Not only is it the primary site for bile production and secretion to the gallbladder and filtering blood, it is also involved in literally hundreds of metabolic processes. If you’ve eaten, smelled or touched something, you can be sure the liver is metabolising and detoxing it one way or another (Hechtman, 2016).

The liver is the most important organ of metabolism within the body. It is also the only organ capable of regeneration – but it’s still vital to love your liver to ensure optimal health (Hechtman, 2016).

Signs that may suggest your liver is compromised:

  • Dark circles under the eyes
  • Yellowing of skin and the sclera
  • Fatigue
  • Nausea
  • Fat intolerance
  • Constipation
  • Skin conditions
  • Migraines

Given the huge role the liver plays in our metabolism, it is no surprise that it’s inversely involved in many conditions, including those related to the female reproductive system. A compromised liver results in poor detoxification of various metabolites including hormones. Hormones that are not able to be metabolised increase the hormonal load within the body, often resulting in excess androgen and oestrogen. Excess hormones lead to various reproductive health symptoms such as spotting and premenstrual syndrome (PMS) and can also contribute to issues such as polycystic ovarian syndrome (PCOS), fibroids and endometriosis (Hechtman, 2016). Women with PCOS – especially combined with insulin resistance – are at a greater risk of developing non-alcoholic fatty liver disease (NAFLD), which further suggests the need to love your liver (Javed et al., 2019).
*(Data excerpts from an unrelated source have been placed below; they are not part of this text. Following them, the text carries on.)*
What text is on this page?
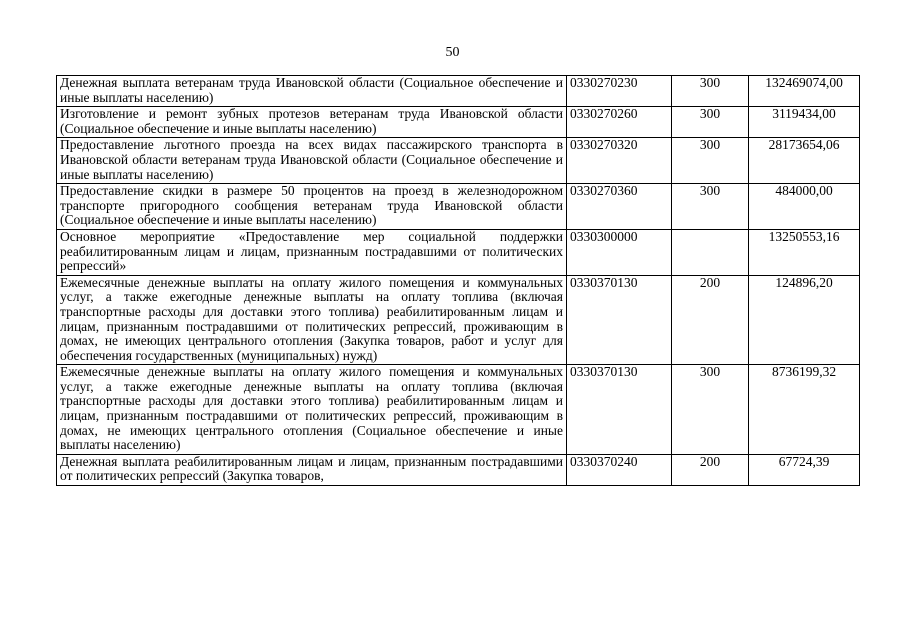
50
Денежная выплата ветеранам труда Ивановской области (Социальное обеспечение и иные выплаты населению)	0330270230	300	132469074,00
Изготовление и ремонт зубных протезов ветеранам труда Ивановской области (Социальное обеспечение и иные выплаты населению)	0330270260	300	3119434,00
Предоставление льготного проезда на всех видах пассажирского транспорта в Ивановской области ветеранам труда Ивановской области (Социальное обеспечение и иные выплаты населению)	0330270320	300	28173654,06
Предоставление скидки в размере 50 процентов на проезд в железнодорожном транспорте пригородного сообщения ветеранам труда Ивановской области (Социальное обеспечение и иные выплаты населению)	0330270360	300	484000,00
Основное мероприятие «Предоставление мер социальной поддержки реабилитированным лицам и лицам, признанным пострадавшими от политических репрессий»	0330300000		13250553,16
Ежемесячные денежные выплаты на оплату жилого помещения и коммунальных услуг, а также ежегодные денежные выплаты на оплату топлива (включая транспортные расходы для доставки этого топлива) реабилитированным лицам и лицам, признанным пострадавшими от политических репрессий, проживающим в домах, не имеющих центрального отопления (Закупка товаров, работ и услуг для обеспечения государственных (муниципальных) нужд)	0330370130	200	124896,20
Ежемесячные денежные выплаты на оплату жилого помещения и коммунальных услуг, а также ежегодные денежные выплаты на оплату топлива (включая транспортные расходы для доставки этого топлива) реабилитированным лицам и лицам, признанным пострадавшими от политических репрессий, проживающим в домах, не имеющих центрального отопления (Социальное обеспечение и иные выплаты населению)	0330370130	300	8736199,32
Денежная выплата реабилитированным лицам и лицам, признанным пострадавшими от политических репрессий (Закупка товаров,	0330370240	200	67724,39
Lifestyle and dietary changes that can improve your liver health:

  • Following a Mediterranean diet (Abenavoli et al., 2017)
  • Increasing intake of green leafy vegetables such as spinach, kale and silverbeet
  • Incorporating cruciferous vegetables into the diet such as cauliflower, broccoli, cabbage and Brussels sprouts
  • Exercising for at least 30 minutes three times a week
  • Drinking 1.5 to 2 litres of water daily
  • Limiting caffeine
  • Limiting alcohol

Beneficial herbs to improve liver health:

  • St Mary’s thistle
  • Globe artichoke
  • Turmeric
  • Schisandra
  • Dandelion

To learn more, love your liver and improve your reproductive health, book an appointment with a student Naturopath at Endeavour Wellness Clinics here.

References

Javed, Z., Papageorgiou, M., Deshmukh, H., Kilpatrick, E, S., Mann, V., Corless, L., Abouda, G., Rigby, A, S., Atkin, S, L., & Sathyapalan, T. (2019). A randomized, controlled trial of Vitamin D supplementation on cardiovascular risk factors, hormones, and liver markers in women with polycystic ovary syndrome. Nutrients, 11, doi: 10.3390/nu11010188.

Abenavoli, L., Greco, M., Milic, N., Accattato, F., Foti, D., Gulletta, E., Luzza, F. (2017). Effect of Mediterranean diet and antioxidant formulation in non-alcoholic fatty liver disease: A randomized study. Nutrients, 9 (8), 870. doi: 10.3390/nu9080870

Hechtman, L (2016). Clinical Naturopathic Medicine (2nd Edition). Elsevier.